Every student who has studied a musical instrument has been challenged.   Every emotion listed on this chart is felt by almost every piano student at some point.  Sometimes a piece looks so difficult that you feel it’s not even worth giving it your best effort.  This is not a very fun place to be but know many of your fellow piano students have felt this same thing.

More frequently you may feel I CAN’T DO IT!!  Piano teachers have heard these words from piano students for as long as they have been teaching.  When we feel this way it seems like we cannot possibly get to the top step YES. I DID IT!

Some student that have taken lessons for a while will say I WANT TO DO IT but they are not yet convinced that they CAN do it.  But then these students decide to take up the challenge and decide HOW DO I DO IT?  They know they need a plan or some special help from their teacher that will  help them through the difficult spot(s).

Whenever I hear a student say I’LL TRY TO DO IT I know the student has just put himself in the path to success!  All that is not necessary is the practice time to accomplish the work.

When the student begins to do the work they finally get to that point where they realize I CAN DO IT!  When students reach this point they themselves know success is within their reach and they are full of the energy it takes to overcome the challenge to play the piece.

When a student says I WILL DO IT the student has set his will to succeed and nothing is going to stop him from mastering their music lesson.  Then comes that magical moment when all the practicing pays off and the notes just seem to roll of your fingers and you know YES! I DID IT!

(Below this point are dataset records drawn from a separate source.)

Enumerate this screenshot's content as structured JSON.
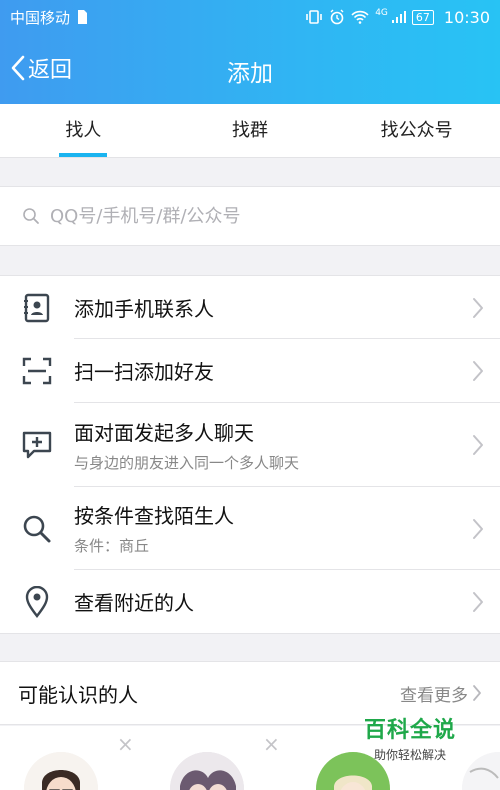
{
  "status_bar": {
    "carrier": "中国移动",
    "network": "4G",
    "battery": "67",
    "time": "10:30"
  },
  "header": {
    "back_label": "返回",
    "title": "添加"
  },
  "tabs": [
    {
      "label": "找人",
      "active": true
    },
    {
      "label": "找群",
      "active": false
    },
    {
      "label": "找公众号",
      "active": false
    }
  ],
  "search": {
    "placeholder": "QQ号/手机号/群/公众号",
    "value": ""
  },
  "menu": [
    {
      "title": "添加手机联系人",
      "subtitle": "",
      "icon": "contact-card-icon"
    },
    {
      "title": "扫一扫添加好友",
      "subtitle": "",
      "icon": "scan-icon"
    },
    {
      "title": "面对面发起多人聊天",
      "subtitle": "与身边的朋友进入同一个多人聊天",
      "icon": "chat-add-icon"
    },
    {
      "title": "按条件查找陌生人",
      "subtitle": "条件：商丘",
      "icon": "search-icon"
    },
    {
      "title": "查看附近的人",
      "subtitle": "",
      "icon": "location-pin-icon"
    }
  ],
  "may_know": {
    "title": "可能认识的人",
    "more_label": "查看更多"
  },
  "watermark": {
    "title": "百科全说",
    "subtitle": "助你轻松解决"
  },
  "colors": {
    "header_gradient_start": "#3f9bf0",
    "header_gradient_end": "#28c3f4",
    "tab_indicator": "#1ab4f0",
    "watermark_green": "#1fa84a"
  }
}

SO STUDENTS ….. Whenever you are assigned a challenging composition use this chart.  You can print out your own personal copy of this poster by clicking Stepping Stones HERE.  Put it by your piano or musical instrument and decide what STEP you are on in the poster and move yourself up the staircase until you reach the top – YES! I DID IT!   Sometimes JUST TRYING is all it takes to move up the Stairway.  Sometimes you will need your teacher to help you through the tough parts.  But after you succeed to the top several times you will gain in confidence and before you know it you’ll be beginning on the higher steps of the Staircase – I CAN DO IT.

Thanks for listening to Mr. Severino Presents — STEP RIGHT UP!   and until next time — KEEP PRACTICING!!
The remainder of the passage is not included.